Member of Technical Staff, Performance Optimization
Fireworks AI · San Mateo, CA · 4 days ago
Engineering$175k–$220k/yrFull-time
About the role
We're looking for a Software Engineer focused on Performance Optimization to help push the boundaries of speed and efficiency across our AI infrastructure.
Responsibilities
- Optimize system and GPU performance for high-throughput AI workloads across training and inference
- Analyze and improve latency, throughput, memory usage, and compute efficiency
- Profile system performance to detect and resolve GPU- and kernel-level bottlenecks
- Implement low-level optimizations using CUDA, Triton, and other performance tooling
- Drive improvements in execution speed and resource utilization for large-scale model workloads (LLMs, VLMs, and video models)
- Collaborate with ML researchers to co-design and tune model architectures for hardware efficiency
- Improve support for mixed precision, quantization, and model graph optimization
- Build and maintain performance benchmarking and monitoring infrastructure
- Scale inference and training systems across multi-GPU, multi-node environments
- Evaluate and integrate optimizations for emerging hardware accelerators and specialized runtimes
Requirements
- Bachelor’s degree in Computer Science, Computer Engineering, Electrical Engineering, or equivalent practical experience
- 5+ years of experience working on performance optimization or high-performance computing systems
- Proficiency in CUDA or ROCm and experience with GPU profiling tools (e.g., Nsight, nvprof, CUPTI)

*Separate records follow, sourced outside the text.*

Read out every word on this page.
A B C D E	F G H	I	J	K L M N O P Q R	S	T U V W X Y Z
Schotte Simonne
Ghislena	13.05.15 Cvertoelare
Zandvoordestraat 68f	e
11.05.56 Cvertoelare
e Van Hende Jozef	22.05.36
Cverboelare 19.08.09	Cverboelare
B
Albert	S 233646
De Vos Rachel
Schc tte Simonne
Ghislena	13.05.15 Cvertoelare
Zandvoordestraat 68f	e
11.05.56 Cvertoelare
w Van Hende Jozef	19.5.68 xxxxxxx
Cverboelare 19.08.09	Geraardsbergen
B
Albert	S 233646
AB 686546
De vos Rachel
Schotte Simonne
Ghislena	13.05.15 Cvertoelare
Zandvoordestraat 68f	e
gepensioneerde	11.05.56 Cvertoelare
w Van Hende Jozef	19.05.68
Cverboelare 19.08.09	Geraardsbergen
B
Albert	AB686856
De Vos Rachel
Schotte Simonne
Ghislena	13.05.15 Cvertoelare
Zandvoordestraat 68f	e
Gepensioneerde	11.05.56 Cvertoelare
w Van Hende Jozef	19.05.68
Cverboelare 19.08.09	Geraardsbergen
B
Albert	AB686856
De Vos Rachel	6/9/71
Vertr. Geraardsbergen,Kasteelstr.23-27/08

- Familiarity with PyTorch and performance-critical model execution
- Experience with distributed system debugging and optimization in multi-GPU environments
- Deep understanding of GPU architecture, parallel programming models, and compute kernels
Qualifications
- Master’s or PhD in Computer Science, Electrical Engineering, or a related field
- Experience optimizing large models for training and inference (LLMs, VLMs, or video models)
- Knowledge of compiler stacks or ML compilers (e.g., torch.compile, Triton, XLA)
- Contributions to open-source ML or HPC infrastructure
- Familiarity with cloud-scale AI infrastructure and orchestration tools (e.g., Kubernetes)
- Background in ML systems engineering or hardware-aware model design
Example Projects
- Implement fully asynchronous low-latency sampling for large language models integrated with structured outputs
- GPU kernels for the new low-precision scheme and run experiments to find optimal speed-quality tradeoff
- Build a distributed router with a custom load-balancing algorithm to optimize LLM cache efficiency
- Define metrics and build harness for finding optimal performance configuration (e.g. sharding, precision) for a given class of model
- Determine and implement in PyTorch an optimal sharding scheme for a novel attention variant
- Optimize communication patterns in RDMA networks (Infiniband, RoCE)
- Debug numerical instabilities for a given model for a small portion of requests when deployed at scale
Pay
Total compensation for this role also includes meaningful equity in a fast-growing startup, along with a competitive salary and comprehensive benefits package. Base salary is determined by a range of factors including individual qualifications, experience, skills, interview performance, market data, and work location. The listed salary range is intended as a guideline and may be adjusted. Base Pay Range (Plus Equity): $175,000 - $220,000 USD
Schedule
Flexible work schedule to accommodate global teams and diverse time zones.